Youngest is very much in the terrible twos stage at the moment. Her defiance is something else. She has clearly obtained a plethora of tactics from her brothers but deploys them in a way that is very much her own.
She remains a lovely, thoughtful girl most of the time but is going through a barrier-pushing phase that’s at odds with her personality.
I thought we had experienced an iron will with the six-year-old when he was a similar age. It turns out that was nothing in comparison. While I hope that she retains her defiant streak if and when she encounters sexism later in life, it’s really testing at the moment.
But could she actually be an evil genius? I examine the evidence…
Kick the meerkat
You can tell a lot about people by how they treat animals. Now, I’ll preface this by saying that she’s highly respectful to our cat. But toy animals? That’s another story.
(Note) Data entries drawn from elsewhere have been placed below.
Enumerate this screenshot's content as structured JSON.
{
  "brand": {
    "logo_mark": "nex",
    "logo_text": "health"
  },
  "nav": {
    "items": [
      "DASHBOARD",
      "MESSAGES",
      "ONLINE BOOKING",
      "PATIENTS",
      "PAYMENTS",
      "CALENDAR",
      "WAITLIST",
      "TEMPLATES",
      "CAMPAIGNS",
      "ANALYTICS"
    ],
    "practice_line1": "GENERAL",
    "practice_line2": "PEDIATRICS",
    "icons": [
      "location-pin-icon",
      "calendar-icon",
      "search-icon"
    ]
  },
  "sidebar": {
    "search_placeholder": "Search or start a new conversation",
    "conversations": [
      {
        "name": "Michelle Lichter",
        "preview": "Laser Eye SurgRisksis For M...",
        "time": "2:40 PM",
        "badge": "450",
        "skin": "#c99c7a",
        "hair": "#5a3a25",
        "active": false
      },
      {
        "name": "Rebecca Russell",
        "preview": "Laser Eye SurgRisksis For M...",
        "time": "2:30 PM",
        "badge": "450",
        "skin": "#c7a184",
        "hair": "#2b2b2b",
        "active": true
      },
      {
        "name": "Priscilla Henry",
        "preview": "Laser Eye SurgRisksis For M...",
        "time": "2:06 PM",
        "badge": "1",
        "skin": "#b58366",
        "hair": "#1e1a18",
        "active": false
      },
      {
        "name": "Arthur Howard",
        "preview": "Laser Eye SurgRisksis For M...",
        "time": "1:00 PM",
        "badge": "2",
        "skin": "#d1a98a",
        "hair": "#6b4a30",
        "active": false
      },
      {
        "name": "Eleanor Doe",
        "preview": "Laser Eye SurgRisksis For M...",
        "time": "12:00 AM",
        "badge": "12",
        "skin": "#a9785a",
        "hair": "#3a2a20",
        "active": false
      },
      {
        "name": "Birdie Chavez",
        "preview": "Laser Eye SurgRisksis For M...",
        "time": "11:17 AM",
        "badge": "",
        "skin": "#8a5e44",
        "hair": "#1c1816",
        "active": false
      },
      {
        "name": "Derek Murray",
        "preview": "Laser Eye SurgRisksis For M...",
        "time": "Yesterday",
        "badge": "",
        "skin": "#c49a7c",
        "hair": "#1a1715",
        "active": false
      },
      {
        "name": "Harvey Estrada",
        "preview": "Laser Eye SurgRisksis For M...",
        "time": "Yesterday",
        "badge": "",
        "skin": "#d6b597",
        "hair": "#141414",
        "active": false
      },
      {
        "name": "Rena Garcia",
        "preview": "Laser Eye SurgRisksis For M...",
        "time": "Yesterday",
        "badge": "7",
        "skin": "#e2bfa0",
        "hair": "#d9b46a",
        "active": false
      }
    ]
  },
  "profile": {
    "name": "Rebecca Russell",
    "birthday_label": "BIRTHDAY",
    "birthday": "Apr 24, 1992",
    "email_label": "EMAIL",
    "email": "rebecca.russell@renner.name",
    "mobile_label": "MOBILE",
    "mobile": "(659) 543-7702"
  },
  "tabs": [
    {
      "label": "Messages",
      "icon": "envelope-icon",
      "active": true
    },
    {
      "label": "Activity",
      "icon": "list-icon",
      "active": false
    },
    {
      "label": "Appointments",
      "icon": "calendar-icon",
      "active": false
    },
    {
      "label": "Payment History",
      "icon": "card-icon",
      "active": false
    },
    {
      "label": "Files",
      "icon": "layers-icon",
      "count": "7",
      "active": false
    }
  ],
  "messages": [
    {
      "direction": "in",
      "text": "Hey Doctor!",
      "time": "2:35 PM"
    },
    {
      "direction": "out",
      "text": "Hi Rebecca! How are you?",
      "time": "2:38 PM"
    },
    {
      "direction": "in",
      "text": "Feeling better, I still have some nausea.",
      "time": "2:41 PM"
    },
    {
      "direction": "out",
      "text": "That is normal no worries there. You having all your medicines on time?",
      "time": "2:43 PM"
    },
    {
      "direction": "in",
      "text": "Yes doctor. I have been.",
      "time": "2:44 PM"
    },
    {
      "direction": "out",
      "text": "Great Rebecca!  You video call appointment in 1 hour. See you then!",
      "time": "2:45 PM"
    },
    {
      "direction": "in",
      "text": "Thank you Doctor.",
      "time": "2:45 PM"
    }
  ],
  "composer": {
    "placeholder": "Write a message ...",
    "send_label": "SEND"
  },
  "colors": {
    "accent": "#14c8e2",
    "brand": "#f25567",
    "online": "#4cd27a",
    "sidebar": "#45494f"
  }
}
So far this month, she has told me she was putting monkeys in the oven (she meant the radiator, but that’s not much better) and encouraged me to kick a cuddly meerkat. She also openly guffawed at a scene in a Maisy book in which the eponymous rodent breaks her leg.
The toddler just presented me with a toy meerkat and said: “Come on, Daddy. Give it a kick.” Erm… pic.twitter.com/qjq8vVuKH7
— Tom Briggs (@DiaryOfTheDad) June 7, 2018
I used to think the “I want that one” routine on Little Britain was the epitome of hilarious. And then I had kids. Both my sons dabbled with it briefly but soon realised that it was wiser to make a decision and stick with it.
Their little sister, however, will quite happily keep up the act. Particularly when it comes to food choices and potty training. Mercifully, not at the same time.
Sleep is for the weak
Every parent has done dopey things while sleep deprived. In 2012, for example, I left a perfectly safe job for a now-defunct digital agency. I digress. I think the toddler knows this. The propensity to be a bit naff while tired, that is. Not that specific questionable career move.
She refuses to settle down to sleep until she can’t hold on any longer and sounds off if we leave her to it. It’s 9pm before we get to eat most evenings. We’re permanently knackered as a result and prone to poor decision making. I’m convinced she’s doing this on purpose to control us!
The eyebrows have it
And if all of the above isn’t sufficient evidence for you, here’s the clincher. She can waggle her eyebrows in the same way that Victorian villains in silent films do.
I swear I can hear dramatic, slightly-out-of-tune piano music when she does it.
What do you think? Is my daughter an evil genius or have we just had it easy with her older siblings?!